Quick Slants: SEC secession scare
Halloween approaches, and so does an SEC secession scare
TTU's Matt Williams refuses to let you forget Tony Danza
See Notre Dame critics, Ty Willingham really can't coach
Unless the Wicked Witch of The East Coast Bias turns your favorite team into Washington State, there's a good chance you'll have little to fear this Halloween other than stray tick-tackers and pumpkin smashers. But not everyone's on the same hayride.
Nope, I'm afraid. Very afraid. There are a handful of things mounting this college football season -- things that, quite frankly, scare the bejesus out of me whenever they come to mind. Here are just three of them:
The Inevitable SEC Secession Campaign
You know, I look forward to the enchanting exercises in circular logic that occur every year when Joe Southeastern Conference trots out his tired "My SEC team is better than your non-SEC team because...it's in the SEC!" line. But what terrifies me is that one day things will get so wacky, these folks and their teams will secede from the NCAA and start their own league. It's gonna happen.
This could be the year, especially with the prospect of Alabama going unbeaten until the SEC Championship game, where it'll likely meet a one-loss Florida or Georgia squad. The winner of that game, regardless of its final record, will surely have a rabid fan base clamoring for a sniff at the championship game in Miami. God help us if an SEC team gets snubbed.
Oklahoma vs. Texas Tech
It's not that the Sooners-Red Raiders game will be boring to watch. No, siree. It's that this game has the potential to be college football's version of the Hundred Years' War. It may never end.
If both teams stay on course, Oklahoma-Texas Tech will feature the second- and third-highest scoring offenses in the country ... and absolutely no defense! It could closely resemble your last game of Madden. So, if you're thinking of betting, take the over. And if you were thinking of watching, well, pack a lunch and a sleeping bag. This could possibly be the most monotonous shootout in recorded history.
Another Big Ten Loss in the BCS Championship
Hypothetically speaking, if Penn State becomes the third Big Ten team in as many years to reach the championship game and lose, would the conference get sold off, Lehman Brothers-style, as spare parts to the Big 12, SEC, Pac-10, etc.?
The question merits consideration.
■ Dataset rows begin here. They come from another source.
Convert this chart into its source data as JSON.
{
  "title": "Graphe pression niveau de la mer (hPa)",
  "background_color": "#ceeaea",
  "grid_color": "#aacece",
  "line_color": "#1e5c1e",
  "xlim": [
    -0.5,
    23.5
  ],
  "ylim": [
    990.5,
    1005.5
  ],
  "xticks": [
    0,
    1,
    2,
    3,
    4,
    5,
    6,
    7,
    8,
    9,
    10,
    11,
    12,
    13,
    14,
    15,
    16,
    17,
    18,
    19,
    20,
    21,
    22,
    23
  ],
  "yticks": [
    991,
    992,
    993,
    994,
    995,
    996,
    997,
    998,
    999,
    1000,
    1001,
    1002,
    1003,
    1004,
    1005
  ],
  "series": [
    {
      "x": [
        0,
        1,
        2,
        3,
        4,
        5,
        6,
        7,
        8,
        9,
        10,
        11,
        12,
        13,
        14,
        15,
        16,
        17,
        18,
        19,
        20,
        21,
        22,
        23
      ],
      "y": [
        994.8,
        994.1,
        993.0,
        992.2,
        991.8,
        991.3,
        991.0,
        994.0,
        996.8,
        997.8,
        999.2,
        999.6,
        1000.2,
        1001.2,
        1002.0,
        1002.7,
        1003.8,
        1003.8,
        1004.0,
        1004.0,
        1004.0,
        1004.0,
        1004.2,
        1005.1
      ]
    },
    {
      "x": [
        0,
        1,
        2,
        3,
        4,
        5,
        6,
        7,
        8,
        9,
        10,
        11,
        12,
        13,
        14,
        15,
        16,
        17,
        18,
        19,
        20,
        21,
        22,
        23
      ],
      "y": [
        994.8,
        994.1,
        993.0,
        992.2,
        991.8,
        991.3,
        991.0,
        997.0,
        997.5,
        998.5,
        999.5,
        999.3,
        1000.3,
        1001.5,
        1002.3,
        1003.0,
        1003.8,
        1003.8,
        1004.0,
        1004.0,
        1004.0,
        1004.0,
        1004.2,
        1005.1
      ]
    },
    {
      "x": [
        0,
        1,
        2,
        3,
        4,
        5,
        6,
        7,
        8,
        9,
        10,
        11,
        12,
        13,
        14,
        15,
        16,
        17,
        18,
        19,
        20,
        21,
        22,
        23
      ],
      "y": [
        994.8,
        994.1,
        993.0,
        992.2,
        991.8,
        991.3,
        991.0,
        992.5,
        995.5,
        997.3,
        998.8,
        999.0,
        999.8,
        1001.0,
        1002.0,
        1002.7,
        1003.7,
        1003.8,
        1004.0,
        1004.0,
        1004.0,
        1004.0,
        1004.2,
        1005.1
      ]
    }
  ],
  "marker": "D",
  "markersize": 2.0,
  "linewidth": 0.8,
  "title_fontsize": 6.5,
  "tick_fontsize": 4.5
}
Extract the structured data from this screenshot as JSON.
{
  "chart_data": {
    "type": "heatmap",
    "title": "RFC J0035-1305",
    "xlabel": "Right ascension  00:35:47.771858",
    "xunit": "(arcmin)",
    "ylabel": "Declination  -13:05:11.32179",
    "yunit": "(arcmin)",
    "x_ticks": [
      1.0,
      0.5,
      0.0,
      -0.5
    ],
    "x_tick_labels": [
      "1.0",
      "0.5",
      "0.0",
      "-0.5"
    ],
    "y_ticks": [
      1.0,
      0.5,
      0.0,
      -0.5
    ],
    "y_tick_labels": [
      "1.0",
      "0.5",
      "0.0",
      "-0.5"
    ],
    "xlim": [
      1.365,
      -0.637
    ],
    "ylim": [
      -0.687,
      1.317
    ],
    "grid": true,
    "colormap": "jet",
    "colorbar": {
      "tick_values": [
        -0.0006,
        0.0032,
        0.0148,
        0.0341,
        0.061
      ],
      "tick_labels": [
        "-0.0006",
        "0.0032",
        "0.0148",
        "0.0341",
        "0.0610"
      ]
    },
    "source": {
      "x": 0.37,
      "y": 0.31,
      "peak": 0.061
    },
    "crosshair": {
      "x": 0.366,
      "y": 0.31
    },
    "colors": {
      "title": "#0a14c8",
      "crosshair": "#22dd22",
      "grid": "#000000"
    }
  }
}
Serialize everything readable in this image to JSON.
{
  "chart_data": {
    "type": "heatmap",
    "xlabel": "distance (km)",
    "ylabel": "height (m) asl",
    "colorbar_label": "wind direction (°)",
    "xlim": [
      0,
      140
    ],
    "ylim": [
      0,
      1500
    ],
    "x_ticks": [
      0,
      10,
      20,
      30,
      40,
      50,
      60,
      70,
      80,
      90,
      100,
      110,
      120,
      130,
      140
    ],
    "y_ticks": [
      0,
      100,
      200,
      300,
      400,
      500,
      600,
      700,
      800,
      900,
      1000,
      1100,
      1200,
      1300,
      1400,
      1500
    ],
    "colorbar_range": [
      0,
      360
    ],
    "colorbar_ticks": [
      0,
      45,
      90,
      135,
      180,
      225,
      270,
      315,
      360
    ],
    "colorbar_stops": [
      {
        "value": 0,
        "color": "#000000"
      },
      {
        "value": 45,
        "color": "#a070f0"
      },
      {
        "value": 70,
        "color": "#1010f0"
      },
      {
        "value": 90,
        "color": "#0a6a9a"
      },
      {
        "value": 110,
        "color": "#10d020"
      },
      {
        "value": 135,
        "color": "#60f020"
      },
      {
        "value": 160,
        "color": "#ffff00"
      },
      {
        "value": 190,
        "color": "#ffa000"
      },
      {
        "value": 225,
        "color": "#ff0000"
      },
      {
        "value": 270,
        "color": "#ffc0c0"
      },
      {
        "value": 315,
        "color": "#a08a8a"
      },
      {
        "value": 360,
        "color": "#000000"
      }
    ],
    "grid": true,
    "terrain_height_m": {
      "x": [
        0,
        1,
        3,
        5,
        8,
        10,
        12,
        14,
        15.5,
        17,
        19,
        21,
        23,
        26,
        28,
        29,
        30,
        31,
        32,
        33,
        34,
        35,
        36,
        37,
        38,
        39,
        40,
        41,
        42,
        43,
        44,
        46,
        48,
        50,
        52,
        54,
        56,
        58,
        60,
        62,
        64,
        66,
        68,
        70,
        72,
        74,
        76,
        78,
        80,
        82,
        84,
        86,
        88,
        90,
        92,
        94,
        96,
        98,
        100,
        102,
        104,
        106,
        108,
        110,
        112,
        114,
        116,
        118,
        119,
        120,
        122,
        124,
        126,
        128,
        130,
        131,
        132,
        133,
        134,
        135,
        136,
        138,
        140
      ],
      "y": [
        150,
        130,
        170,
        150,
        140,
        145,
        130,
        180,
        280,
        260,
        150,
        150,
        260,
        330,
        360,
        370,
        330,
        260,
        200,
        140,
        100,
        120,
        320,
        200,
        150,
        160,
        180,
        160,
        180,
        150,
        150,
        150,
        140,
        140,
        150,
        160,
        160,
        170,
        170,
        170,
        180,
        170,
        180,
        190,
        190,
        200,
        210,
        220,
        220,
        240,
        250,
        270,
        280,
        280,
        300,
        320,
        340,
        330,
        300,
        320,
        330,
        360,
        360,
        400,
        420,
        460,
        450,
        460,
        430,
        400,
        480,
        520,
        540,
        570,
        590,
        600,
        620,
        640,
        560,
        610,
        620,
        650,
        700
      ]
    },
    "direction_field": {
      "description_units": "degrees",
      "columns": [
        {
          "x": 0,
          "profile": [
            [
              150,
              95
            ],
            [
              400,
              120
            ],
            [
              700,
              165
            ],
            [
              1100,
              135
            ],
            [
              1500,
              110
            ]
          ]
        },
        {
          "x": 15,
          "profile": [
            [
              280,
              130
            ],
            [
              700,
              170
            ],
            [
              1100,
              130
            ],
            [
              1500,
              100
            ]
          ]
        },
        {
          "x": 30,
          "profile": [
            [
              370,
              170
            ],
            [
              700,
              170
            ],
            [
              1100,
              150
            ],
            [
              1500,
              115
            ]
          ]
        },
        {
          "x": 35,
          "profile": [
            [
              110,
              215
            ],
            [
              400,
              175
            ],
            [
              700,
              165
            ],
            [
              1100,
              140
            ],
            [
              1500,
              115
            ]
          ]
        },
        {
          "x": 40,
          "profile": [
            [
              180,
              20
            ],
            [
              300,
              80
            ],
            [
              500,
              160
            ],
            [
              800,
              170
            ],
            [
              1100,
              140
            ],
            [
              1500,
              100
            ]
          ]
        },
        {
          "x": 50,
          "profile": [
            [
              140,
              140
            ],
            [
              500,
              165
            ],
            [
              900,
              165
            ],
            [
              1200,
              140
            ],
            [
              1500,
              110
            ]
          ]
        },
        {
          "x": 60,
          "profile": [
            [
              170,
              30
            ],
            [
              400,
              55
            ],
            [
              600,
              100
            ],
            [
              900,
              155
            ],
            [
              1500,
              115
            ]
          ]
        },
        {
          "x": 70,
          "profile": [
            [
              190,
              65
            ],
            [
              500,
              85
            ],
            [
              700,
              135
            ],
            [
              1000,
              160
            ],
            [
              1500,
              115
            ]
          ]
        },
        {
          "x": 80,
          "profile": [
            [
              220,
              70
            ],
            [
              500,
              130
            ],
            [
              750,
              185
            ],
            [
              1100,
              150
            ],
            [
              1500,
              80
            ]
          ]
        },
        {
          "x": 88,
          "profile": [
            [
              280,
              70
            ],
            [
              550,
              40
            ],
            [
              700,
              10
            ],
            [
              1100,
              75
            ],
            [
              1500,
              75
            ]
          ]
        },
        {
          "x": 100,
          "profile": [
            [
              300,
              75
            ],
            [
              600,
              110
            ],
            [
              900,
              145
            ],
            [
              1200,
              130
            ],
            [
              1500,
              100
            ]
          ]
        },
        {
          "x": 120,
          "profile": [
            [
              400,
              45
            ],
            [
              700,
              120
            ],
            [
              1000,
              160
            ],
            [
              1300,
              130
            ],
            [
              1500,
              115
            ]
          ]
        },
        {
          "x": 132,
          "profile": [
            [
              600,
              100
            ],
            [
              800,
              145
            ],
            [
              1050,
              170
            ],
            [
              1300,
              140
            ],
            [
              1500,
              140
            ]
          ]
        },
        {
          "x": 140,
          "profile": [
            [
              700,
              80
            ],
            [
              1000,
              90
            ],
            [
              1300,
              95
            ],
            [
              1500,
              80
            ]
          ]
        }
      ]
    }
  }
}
It's highly likely this season could end, and undefeated Penn State's capstone victory would have come against an Ohio State squad with a serious credibility problem after a lopsided loss at USC and multiple unimpressive showings against unspectacular opponents. Surely, the BCS would jump at the chance --and perhaps even rig computers -- to slot Joe Paterno in the national championship. However, if the Nittany Lions cannot succeed where Ohio State has failed, the Big Ten could potentially lose its clout as a conference that can compete on an elite level.
TONY DANZA IS THINKING SEQUEL
Just when Tony Danza's daytime talk show submarined and you thought you were rid of him for good, young Matt Williams entered your life. The former Texas Tech field goal contest winner become the Red Raiders' real kicker, went 9-for-9 on extra point attempts and rekindled memories of the The Garbage Picking Field Goal Kicking Philadelphia Phenomenon. Great, just great.
Danza-bashing aside, this is easily the greatest college football story in recent memory. No question about it. Unless somebody lines up one of those "Million Dollar Throw" competitors under center, you're not going to find a fitting analogy for this unless you dive into the ranks of fictional sports movies. To reiterate the story, Williams is a Texas Tech student who won a between-quarters kicking contest earlier this year and was plucked from the stands, literally, after coach Mike Leach spotted him. When the Red Raiders' kicking game went south, Leach actually installed Williams as the team's starting kicker, and now it's, well, the greatest story ever.
Williams could potentially win this weekend's game against No. 1 Texas on a last-second field goal, which means Lubbock's not only ground zero for one of the year's biggest games, but also for thousands of aspiring screenwriters looking for the right inspirational story about improbable kickers.